As the heavy for the Yonkers, New York gun club D-Block (a.k.a. LOX), Styles dropped in on songs like “Wild Out,” telling candy-ass rappers he was going to make coffins out of their plaques, then receding behind Jadakiss. But something happened to Styles on the way to being a second-tier MC: People noticed his first solo album, A Gangster and a Gentleman. Sure, it had Glock hymns that made the block hot, but it also featured two soul-survivor anthems — “Good Times” and “The Life” — that gave him a depth he’d lacked on songs like, say, “Y’All Fucked Up Now.”
So stakes is high for Styles on his delayed second album, Time Is Money. The record was probably benched for its lack of dance-floor fillers, with the exception of the Lil Jon-produced, Akon-hooked single, “Can You Believe It,” which finds Styles admiring a girl in…capri pants? (He didn’t get his name for staying hip to women’s fashion trends.)

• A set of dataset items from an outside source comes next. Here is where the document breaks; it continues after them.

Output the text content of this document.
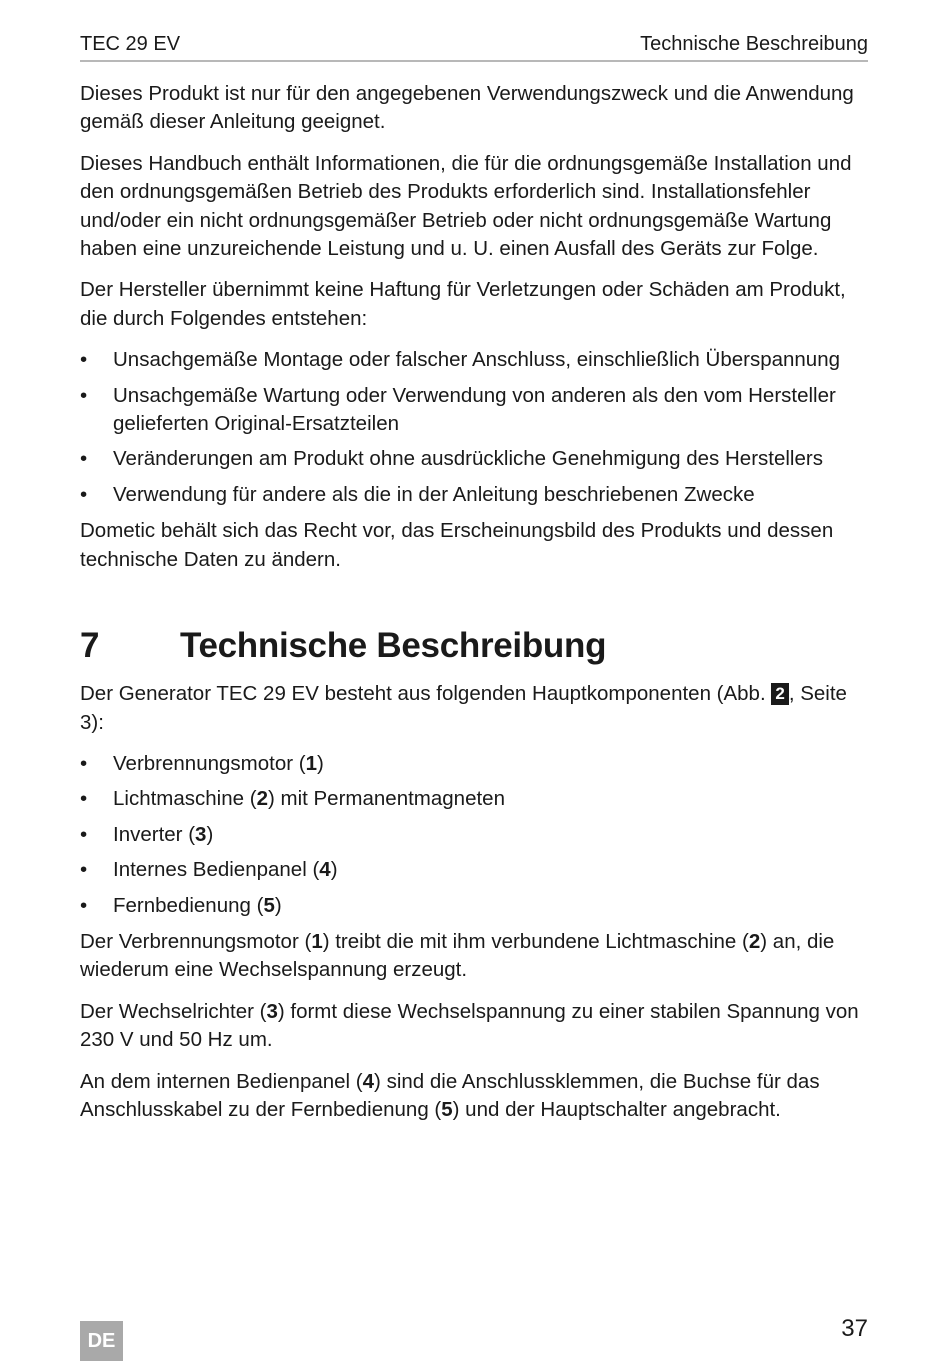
TEC 29 EV	Technische Beschreibung

Dieses Produkt ist nur für den angegebenen Verwendungszweck und die Anwendung gemäß dieser Anleitung geeignet.

Dieses Handbuch enthält Informationen, die für die ordnungsgemäße Installation und den ordnungsgemäßen Betrieb des Produkts erforderlich sind. Installationsfehler und/oder ein nicht ordnungsgemäßer Betrieb oder nicht ordnungsgemäße Wartung haben eine unzureichende Leistung und u. U. einen Ausfall des Geräts zur Folge.

Der Hersteller übernimmt keine Haftung für Verletzungen oder Schäden am Produkt, die durch Folgendes entstehen:

• Unsachgemäße Montage oder falscher Anschluss, einschließlich Überspannung
• Unsachgemäße Wartung oder Verwendung von anderen als den vom Hersteller gelieferten Original-Ersatzteilen
• Veränderungen am Produkt ohne ausdrückliche Genehmigung des Herstellers
• Verwendung für andere als die in der Anleitung beschriebenen Zwecke

Dometic behält sich das Recht vor, das Erscheinungsbild des Produkts und dessen technische Daten zu ändern.

7 Technische Beschreibung

Der Generator TEC 29 EV besteht aus folgenden Hauptkomponenten (Abb. 2 , Seite 3):

• Verbrennungsmotor (1)
• Lichtmaschine (2) mit Permanentmagneten
• Inverter (3)
• Internes Bedienpanel (4)
• Fernbedienung (5)

Der Verbrennungsmotor (1) treibt die mit ihm verbundene Lichtmaschine (2) an, die wiederum eine Wechselspannung erzeugt.

Der Wechselrichter (3) formt diese Wechselspannung zu einer stabilen Spannung von 230 V und 50 Hz um.

An dem internen Bedienpanel (4) sind die Anschlussklemmen, die Buchse für das Anschlusskabel zu der Fernbedienung (5) und der Hauptschalter angebracht.

DE	37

Time falters when Styles tries to be the guy who’s “first in line at Bergdorf Goodman.” He’s better as a curbside pundit on “This Is for Real,” admitting that he’d make more money on the street: “I know rhyme ain’t crime, but I prefer this.” Styles faces the man in the mirror on “Testify” — which sounds like an extension of Jada’s breakout poli-sci hit “Why” — and on the elegiac “Message.” On the latter, he intones “a message to the jail”: “I don’t really write because it’s hard to say ‘Keep your head up’ through the mail.” Playing the conflicted villain, he’s found his best role yet.